Question

Two parallel plate capacitors with capacitances $C$ and $2C$ are joined in parallel and the combination is connected to a battery of potential difference $V$. If the battery is now removed and a material of dielectric constant $K$ is filled between the plates of capacitor $C$ completely, then what will be the potential difference across the two capacitors?

• A. $\frac{V}{K+2}$
  
• B. $\frac{2V}{K+2}$
  
• C. $\frac{3V}{K+2}$
  
• D. $\frac{3V}{K-2}$
  

Answer 1

The correct option is C $\frac{3V}{K+2}$


Let the initial potential difference be $V$

So, the initial charge on first capacitor, $q_1=CV$

Initial charge on second capacitor, $q_2=2CV$

As the battery is disconnected and a dielectric is introduced, the charge will redistribute on the capacitors.

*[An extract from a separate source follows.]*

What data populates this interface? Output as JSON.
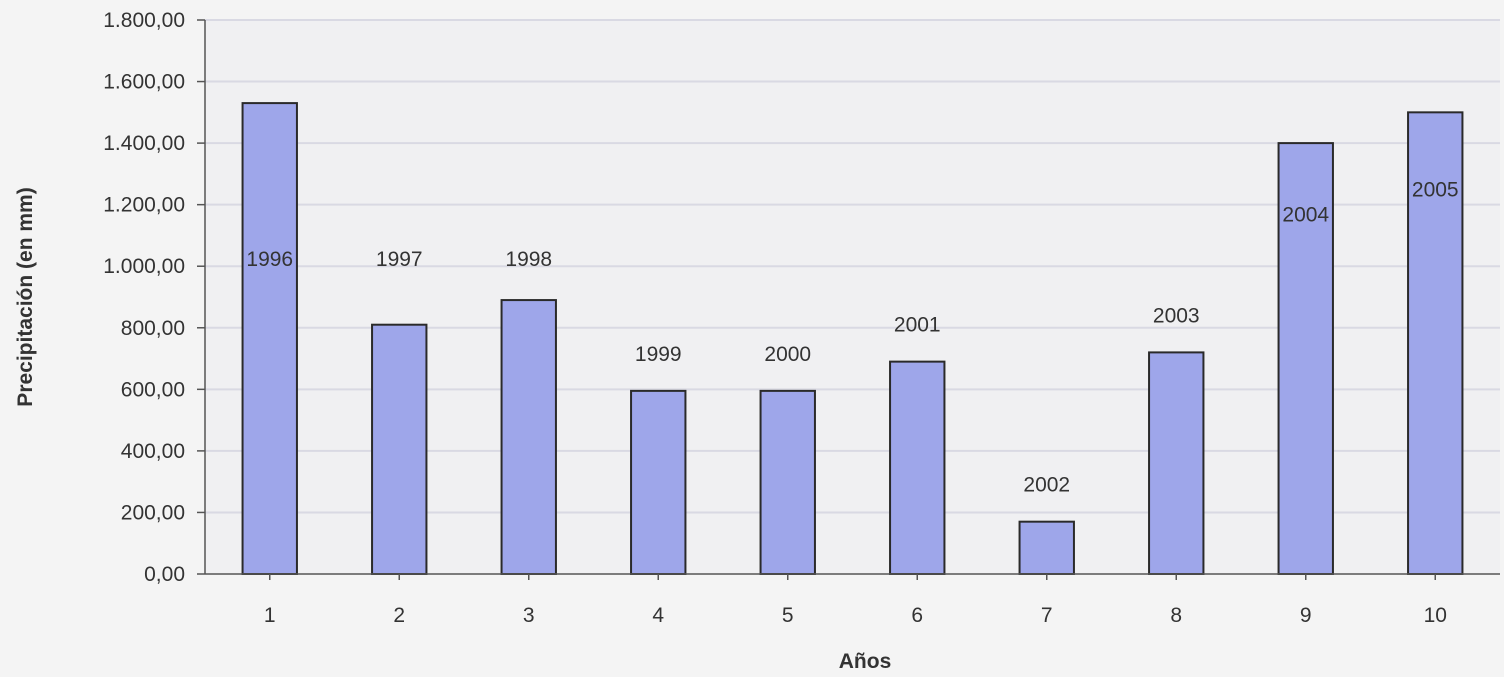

However, as this is an isolated system, charge will remain conserved.

Let, the new potential difference be $V^{\prime }$ which will be the same for both capacitors as they are connected in parallel.

If $q_1^{\prime }$ and $q_2^{\prime }$ are the final charges on the capacitors, then from the conservation of charge

$q_1+q_2=q_1^{\prime }+q_2^{\prime }$

$\Rightarrow CV+2CV=KC{V}^{\prime }+2C{V}^{\prime }$

$\Rightarrow V^{\prime }=\frac{3V}{K+2}$

Hence, option (c) is the correct answer.